Netflix denies ‘each and every claim’ in KY man’s lawsuit accusing them of defamation

Netflix is denying “each and every claim” made by a Kentucky man who alleges the streaming service made him look “dangerous” by putting his picture in a true-crime documentary.

Taylor Hazlewood, a 27-year-old respiratory therapist who lives in Kentucky, filed the suit against Netflix in a Texas court, alleging defamation after they used a personal picture of him holding a hatchet in a 2023 documentary titled “The Hatchet Wielding Hitchhiker,” according to his lawsuit.

An Instagram picture of Hazlewood is shown in the documentary with audio that says “stone-cold killer,” with text captions which say “you can never trust anyone,” according to the lawsuit. Hazlewood’s image is shown alongside pictures of Caleb Lawrence McGillvary, a hitchhiker made infamous after he was convicted of the murder of Joseph Galfy — who the film centers around.

However, in an answer to the lawsuit filed earlier this month, Netflix denies all of Hazlewood’s claims, and is requesting the lawsuit be dismissed on grounds of improper jurisdiction.

The suit was filed in a Dallas County District Court, which Hazlewood argued was proper due to the amount of controversy within Texas, according to court documents.

After asking the lawsuit to be dismissed, Netflix moved it to a federal court, court records show.

“The court has jurisdiction over this case because the amount of controversy is within the court’s jurisdictional limits, and Netflix’s wrongful conduct occurred in all 50 states,” Hazlewood’s lawsuit states.

After the documentary’s release, Hazlewood alleges he received dozens of texts from friends, former employers and family who alerted him to his picture was being used. He received these texts from residents in Kentucky, California, Ohio, Virginia, Colorado, Tennessee, Indiana and Hawaii, according to court documents.

Netflix claims there is no connection to Texas, aside from the fact the documentary can be viewed in all 50 states. Netflix is a Delaware corporation, and is based in California.

“Texas is therefore an improper forum, and the case should be dismissed,” lawyers for the streaming service wrote in their response.

Hazlewood is seeking $1 million in damages for defamation and misappropriation of likeness or right of publicity.

“The harm that Netflix caused to Hazlewood has been extraordinary,” Hazlewood’s lawsuit reads. “The film has been viewed by tens of thousands of people, and as a result of Netflix’s false portrayal of him as, dangerous, as a murderer, and/or as an untrustworthy person, he has been subjected to personal distress, anguish and reputational harm.”

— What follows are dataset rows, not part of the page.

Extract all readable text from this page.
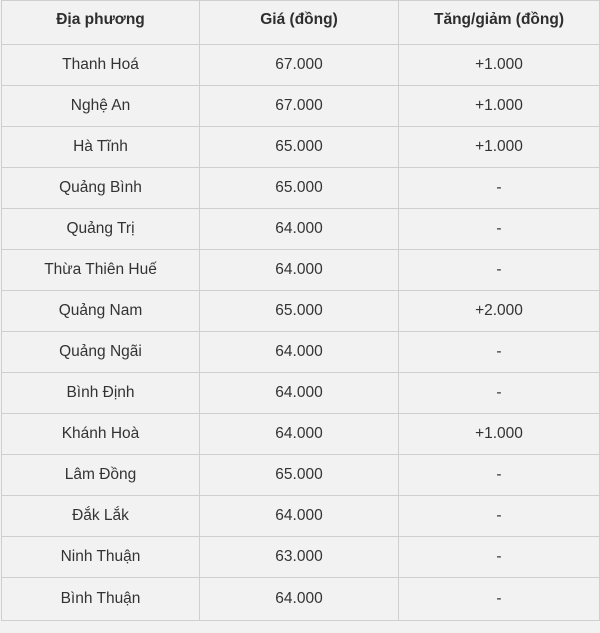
Địa phương	Giá (đồng)	Tăng/giảm (đồng)
Thanh Hoá	67.000	+1.000
Nghệ An	67.000	+1.000
Hà Tĩnh	65.000	+1.000
Quảng Bình	65.000	-
Quảng Trị	64.000	-
Thừa Thiên Huế	64.000	-
Quảng Nam	65.000	+2.000
Quảng Ngãi	64.000	-
Bình Định	64.000	-
Khánh Hoà	64.000	+1.000
Lâm Đồng	65.000	-
Đắk Lắk	64.000	-
Ninh Thuận	63.000	-
Bình Thuận	64.000	-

The story behind Hazlewood’s picture

Hazlewood has zero connection to McGillvary or his crimes, but was depicted alongside the man convicted of murder twice in the show, according to the lawsuit.

Hazlewood took the picture with the hatchet in June 2019 while spending time with a friend, according to court documents. He saw the hatchet, which reminded him of his favorite childhood book, “Hatchet” by Gary Paulsen, according to the lawsuit.

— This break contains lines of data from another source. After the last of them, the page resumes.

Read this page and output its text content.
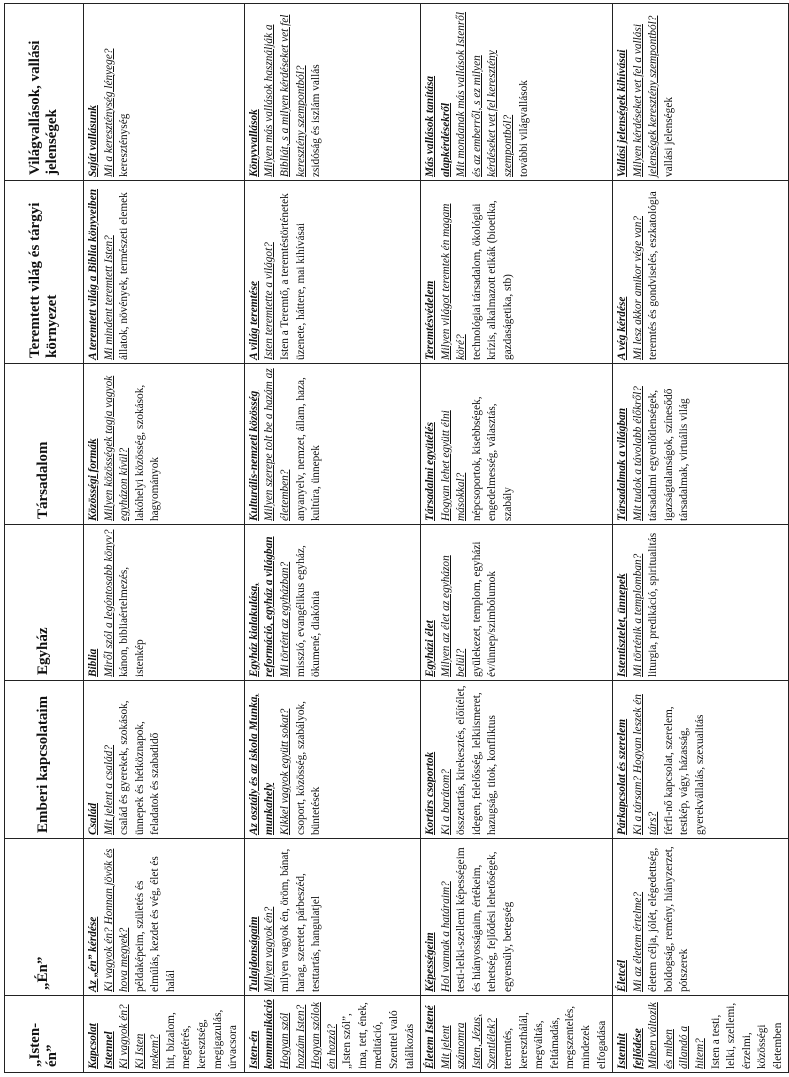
„Isten-én”	„Én”	Emberi kapcsolataim	Egyház	Társadalom	Teremtett világ és tárgyi környezet	Világvallások, vallási jelenségek

Kapcsolat Istennel Ki vagyok én? Ki Isten nekem? hit, bizalom, megtérés, keresztség, megigazulás, úrvacsora	Az „én” kérdése Ki vagyok én? Honnan jövök és hova megyek? példaképeim, születés és elmúlás, kezdet és vég, élet és halál	Család Mit jelent a család? család és gyerekek, szokások, ünnepek és hétköznapok, feladatok és szabadidő	Biblia Miről szól a legóntosabb könyv? kánon, bibliaértelmezés, istenkép	Közösségi formák Milyen közösségek tagja vagyok egyházon kívül? lakóhelyi közösség, szokások, hagyományok	A teremtett világ a Biblia könyveiben Mi mindent teremtett Isten? állatok, növények, természeti elemek	Saját vallásunk Mi a kereszténység lényege? kereszténység

Isten-én kommunikáció Hogyan szól hozzám Isten? Hogyan szólok én hozzá? „Isten szól”, ima, tett, ének, meditáció, Szenttel való találkozás	Tulajdonságaim Milyen vagyok én? milyen vagyok én, öröm, bánat, harag, szeretet, párbeszéd, testtartás, hangulatjel	Az osztály és az iskola Munka, munkahely Kikkel vagyok együtt sokat? csoport, közösség, szabályok, büntetések	Egyház kialakulása, reformáció, egyház a világban Mi történt az egyházban? misszió, evangélikus egyház, ökumené, diakónia	Kulturális-nemzeti közösség Milyen szerepe tolt be a hazám az életemben? anyanyelv, nemzet, állam, haza, kultúra, ünnepek	A világ teremtése Isten teremtette a világot? Isten a Teremtő, a teremtéstörténetek üzenete, háttere, mai kihívásai	Könyvvallások Milyen más vallások használják a Bibliát, s a milyen kérdéseket vet fel keresztény szempontból? zsidóság és iszlám vallás

Életem Istené Mit jelent számomra Isten, Jézus, Szentlélek? teremtés, kereszthálál, megváltás, feltámadás, megszentelés, mindezek elfogadása	Képességeim Hol vannak a határaim? testi-lelki-szellemi képességeim és hiányosságaim, értékeim, tehetség, fejlődési lehetőségek, egyensúly, betegség	Kortárs csoportok Ki a barátom? összetartás, kirekesztés, előítélet, idegen, felelősség, lelkiismeret, hazugság, titok, konfliktus	Egyházi élet Milyen az élet az egyházon belül? gyülekezet, templom, egyházi év/ünnep/szimbólumok	Társadalmi együtélés Hogyan lehet együtt élni másokkal? népcsoportok, kisebbségek, engedelmesség, választás, szabály	Teremtésvédelem Milyen világot teremtek én magam köré? technológiai társadalom, ökológiai krízis, alkalmazott etikák (bioetika, gazdaságetika, stb)	Más vallások tanítása alapkérdésekről Mit mondanak más vallások Istenről és az emberről, s ez milyen kérdéseket vet fel keresztény szempontból? további világvallások

Istenhit fejlődése Miben változik és miben állandó a hitem? Isten a testi, lelki, szellemi, érzelmi, közösségi életemben	Életcél Mi az életem értelme? életem célja, jólét, elégedettség, boldogság, remény, hiányzerzet, pótszerek	Párkapcsolat és szerelem Ki a társam? Hogyan leszek én társ? férfi-nő kapcsolat, szerelem, testkép, vágy, házasság, gyerekvállalás, szexualitás	Istentisztelet, ünnepek Mi történik a templomban? liturgia, predikáció, spiritualitás	Társadalmak a világban Mit tudok a távolabb élőkről? társadalmi egyenlőtlenségek, igazságtalanságok, színesődő társadalmak, virtuális világ	A vég kérdése Mi lesz akkor amikor vége van? teremtés és gondviselés, eszkatológia	Vallási jelenségek kihívásai Milyen kérdéseket vet fel a vallási jelenségek keresztény szempontból? vallási jelenségek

He decided to take a picture and post it to his personal social media.

“Without any reason, other than pure recklessness, Netflix misappropriated the Hazlewood photograph and used it in two separate parts of the film,” the lawsuit said.

Who is Caleb McGillvary?

McGillvary, also known as Kai the Hitchhiker, became famous after an interview with a Fresno, California, TV outlet describing an attack against a man with a hatchet in February 2013.

In the interview, McGillvary said he was riding in the passenger seat of someone else’s vehicle when the driver hit a pedestrian and pinned the pedestrian against a truck.

When a bystander tried to help, the driver attacked her, according to McGillvary’s original interview with KMPH FOX26 News. McGillvary said he attacked the driver with a hatchet to save the bystander, according to the interview, which features explicit language.

That same year, McGillvary was arrested on murder charges in relation to the death of 73-year-old Joseph Galfy, a New Jersey attorney. He claimed he killed Galfy in self-defense because Galfy drugged and raped him after he offered him a place to stay.

McGillvary was found guilty of first-degree murder in 2019, and is currently serving 57 years in prison, according to the Fresno Bee.

Despite being the main character of the Netflix documentary, McGillvary is also suing the company. He alleges they are “ruthlessly exploiting a hero’s life story for money,” according to the Fresno Bee.

Netflix is named as one of dozens of defendants who McGillvary claims stole intellectual property, interfered with business dealings and stripped him “of his heroic title for their own selfish gain.”